The old Yates cattle as a group probably weren't impressive. Many were the smallest horned and most solid colored of the seven families. Yates cattle lovers have selectively bred for the families with the most color and there are some over 50" horned Yates cows. These are often real twisted as they get very old. Some Yates cows are very "long headed", "sway backed", and have high tail sets with low backs. Of all the seven, they represent the old traditional, coarse, small and rangy type. There were a few (Twist 21) truly magnificent Yates cows for horn. These few 50" cows in number probably were one in hundreds among Yates herds. The normal Yates cow had a small circumference and short horn tip to tip.

As to Yates bulls, I have never understood how to mate them. Many Yates bulls have been used but I've never seen one with truly long horns. Why weren't there some Yates bulls with 50" horns like Yates cows? I have no answer for that one. Most of the Yates bulls' horns average under 36" with a very few over that. Some well known Yates bulls possess less than 30" horn tip to tip. The big horn cattle of Yates blood are steers, and some were very competitive in shows in their old age.

Cap Yates liked the Wichita Refuge cattle and over the years traded bulls with WR several times. Elmer Parker, an employee at WR, felt the Yates blood did a lot to help the WR program back in the fifties and sixties.

Shortly after the passing of Cap Yates his daughter and son Fayette Yates assembled the best of the Longhorn type breeding stock and advertised a complete dispersal to be held at Vineyard, Texas, June of 1968. None of the cattle were registered. Registration was by inspection at that time. Edwin Dow, a TLBAA past vice president was selected to evaluate and help with the auction cattle inspection. At that time most passed for registry, and as a result it was the biggest income year for TLBAA in that era. About 100 cattle were registered and some unregistered cattle were also auctioned off. Every pedigree was listed as Yates Bull and Yates Cow -- that was it.
Bob and Virginia Purdy of Buffalo, Wyoming had been reading about Texas Longhorns. They were well known as importers and a major player in the registered Charolais business. Bob had been to France and selected what he felt were the top Charolais genetics. Now he wanted to start and develop the best Texas Longhorn herd equal to his white cattle. Bob and Virginia attended the Yates dispersal at Vineyard.

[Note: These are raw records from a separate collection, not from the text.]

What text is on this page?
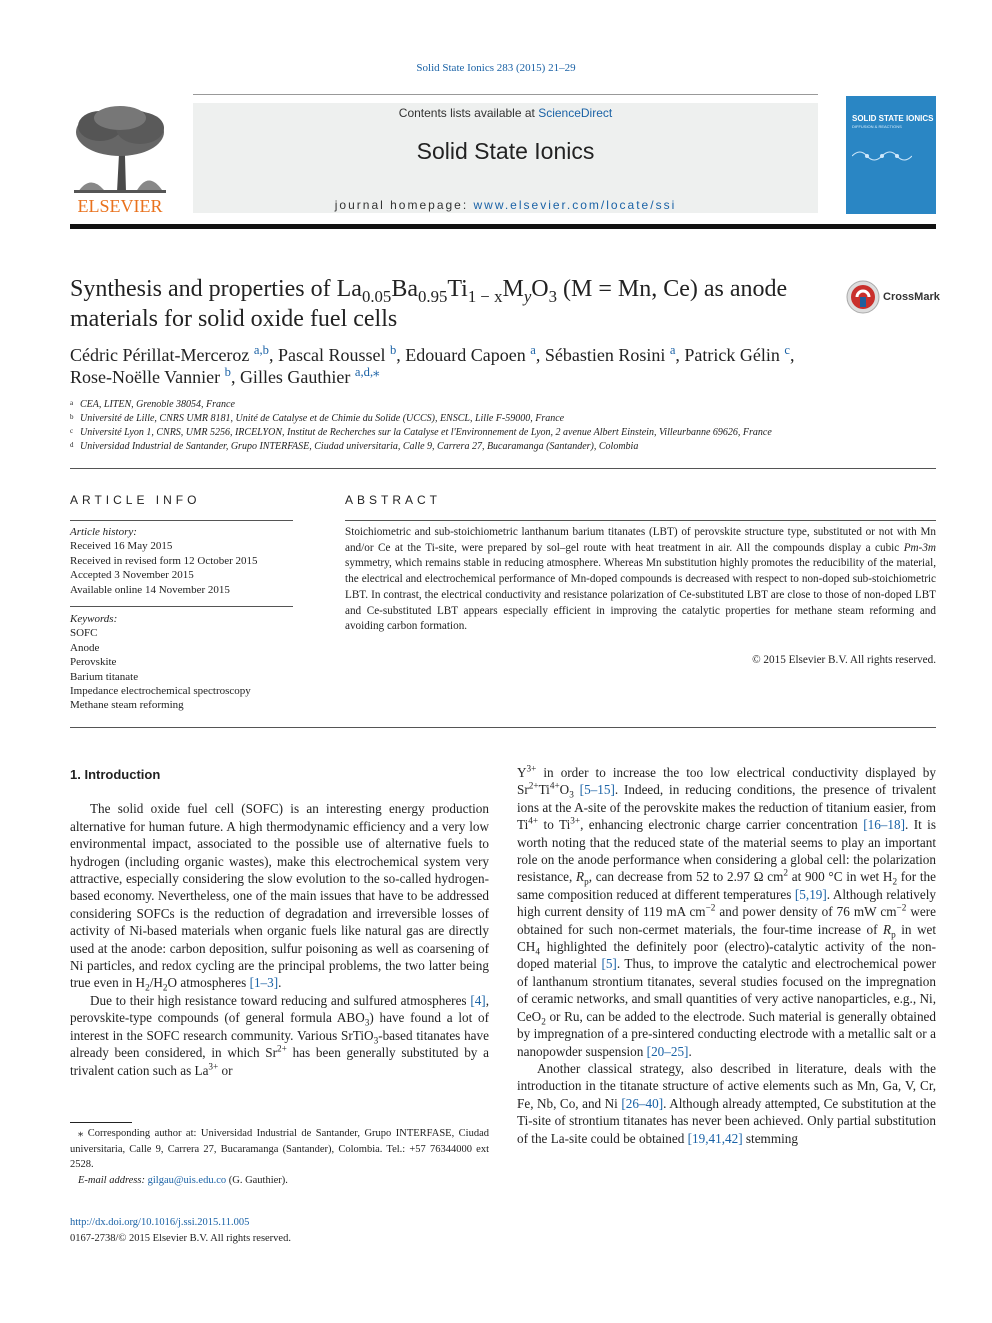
Solid State Ionics 283 (2015) 21–29
ELSEVIER
Contents lists available at ScienceDirect
Solid State Ionics
journal homepage: www.elsevier.com/locate/ssi
SOLID STATE IONICS
DIFFUSION & REACTIONS
Synthesis and properties of $La_{0.05}Ba_{0.95}Ti_{1 - x}M_yO_3$ (M = Mn, Ce) as anode
materials for solid oxide fuel cells
CrossMark
Cédric Périllat-Merceroz $^{a,b}$, Pascal Roussel $^b$, Edouard Capoen $^a$, Sébastien Rosini $^a$, Patrick Gélin $^c$,
Rose-Noëlle Vannier $^b$, Gilles Gauthier $^{a,d,⁎}$
a CEA, LITEN, Grenoble 38054, France
b Université de Lille, CNRS UMR 8181, Unité de Catalyse et de Chimie du Solide (UCCS), ENSCL, Lille F-59000, France
c Université Lyon 1, CNRS, UMR 5256, IRCELYON, Institut de Recherches sur la Catalyse et l'Environnement de Lyon, 2 avenue Albert Einstein, Villeurbanne 69626, France
d Universidad Industrial de Santander, Grupo INTERFASE, Ciudad universitaria, Calle 9, Carrera 27, Bucaramanga (Santander), Colombia
ARTICLE INFO
Article history:
Received 16 May 2015
Received in revised form 12 October 2015
Accepted 3 November 2015
Available online 14 November 2015
Keywords:
SOFC
Anode
Perovskite
Barium titanate
Impedance electrochemical spectroscopy
Methane steam reforming
ABSTRACT
Stoichiometric and sub-stoichiometric lanthanum barium titanates (LBT) of perovskite structure type, substituted or not with Mn and/or Ce at the Ti-site, were prepared by sol–gel route with heat treatment in air. All the compounds display a cubic Pm-3m symmetry, which remains stable in reducing atmosphere. Whereas Mn substitution highly promotes the reducibility of the material, the electrical and electrochemical performance of Mn-doped compounds is decreased with respect to non-doped sub-stoichiometric LBT. In contrast, the electrical conductivity and resistance polarization of Ce-substituted LBT are close to those of non-doped LBT and Ce-substituted LBT appears especially efficient in improving the catalytic properties for methane steam reforming and avoiding carbon formation.
© 2015 Elsevier B.V. All rights reserved.
1. Introduction

The solid oxide fuel cell (SOFC) is an interesting energy production alternative for human future. A high thermodynamic efficiency and a very low environmental impact, associated to the possible use of alternative fuels to hydrogen (including organic wastes), make this electrochemical system very attractive, especially considering the slow evolution to the so-called hydrogen-based economy. Nevertheless, one of the main issues that have to be addressed considering SOFCs is the reduction of degradation and irreversible losses of activity of Ni-based materials when organic fuels like natural gas are directly used at the anode: carbon deposition, sulfur poisoning as well as coarsening of Ni particles, and redox cycling are the principal problems, the two latter being true even in $H_2/H_2O$ atmospheres [1–3].

Due to their high resistance toward reducing and sulfured atmospheres [4], perovskite-type compounds (of general formula $ABO_3$) have found a lot of interest in the SOFC research community. Various SrTiO$_3$-based titanates have already been considered, in which $Sr^{2+}$ has been generally substituted by a trivalent cation such as $La^{3+}$ or

$Y^{3+}$ in order to increase the too low electrical conductivity displayed by $Sr^{2+}Ti^{4+}O_3$ [5–15]. Indeed, in reducing conditions, the presence of trivalent ions at the A-site of the perovskite makes the reduction of titanium easier, from $Ti^{4+}$ to $Ti^{3+}$, enhancing electronic charge carrier concentration [16–18]. It is worth noting that the reduced state of the material seems to play an important role on the anode performance when considering a global cell: the polarization resistance, $R_p$, can decrease from 52 to 2.97 Ω $cm^2$ at 900 °C in wet $H_2$ for the same composition reduced at different temperatures [5,19]. Although relatively high current density of 119 mA $cm^{-2}$ and power density of 76 mW $cm^{-2}$ were obtained for such non-cermet materials, the four-time increase of $R_p$ in wet $CH_4$ highlighted the definitely poor (electro)-catalytic activity of the non-doped material [5]. Thus, to improve the catalytic and electrochemical power of lanthanum strontium titanates, several studies focused on the impregnation of ceramic networks, and small quantities of very active nanoparticles, e.g., Ni, CeO$_2$ or Ru, can be added to the electrode. Such material is generally obtained by impregnation of a pre-sintered conducting electrode with a metallic salt or a nanopowder suspension [20–25].

Another classical strategy, also described in literature, deals with the introduction in the titanate structure of active elements such as Mn, Ga, V, Cr, Fe, Nb, Co, and Ni [26–40]. Although already attempted, Ce substitution at the Ti-site of strontium titanates has never been achieved. Only partial substitution of the La-site could be obtained [19,41,42] stemming

⁎ Corresponding author at: Universidad Industrial de Santander, Grupo INTERFASE, Ciudad universitaria, Calle 9, Carrera 27, Bucaramanga (Santander), Colombia. Tel.: +57 76344000 ext 2528.

E-mail address: gilgau@uis.edu.co (G. Gauthier).

http://dx.doi.org/10.1016/j.ssi.2015.11.005
0167-2738/© 2015 Elsevier B.V. All rights reserved.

Before the sale Purdys noticed 20 weanling heifers and one bull back in a separate pen from the sale cattle. Fayette said he was keeping those. They were his picks of the whole herd.
The sale cows and pairs averaged about $290 per lot. The Purdys did not buy anything. After the dust settled Bob asked Fayette what he would take for the 21 keepers. Fayette tossed out a testy price of $300 each and that was the start of the Purdy herd.

In about 4 years Bob Purdy was installing a soap dish in their shower and due to some miscalculation his electric drill hit a hot wire and electrocuted him. Virginia continued with the ranch and Longhorn herd. I would visit with her at the NCBA convention and other cattle gatherings. Virginia had one hand missing and always hid it in her pocket. The day came when the burden of the ranch overloaded her. She decided to liquidate her huge cattle herd. She called and asked if I was interested in purchasing her cattle.

When I got to Buffalo the cattle were very fat and pretty. I selected my picks of 10 cows with the best conformation and horn spreads. My trailer would hold 10. The price was $500 each. Before we loaded the cattle I saw a barn full of wheat straw. I ask Virginia if I could get a couple bales to lay on the trailer floor for bedding. I had just given her a check for $5000. She said the straw would be 75 cents per bale, so I gave her $1.50 and we loaded the cattle.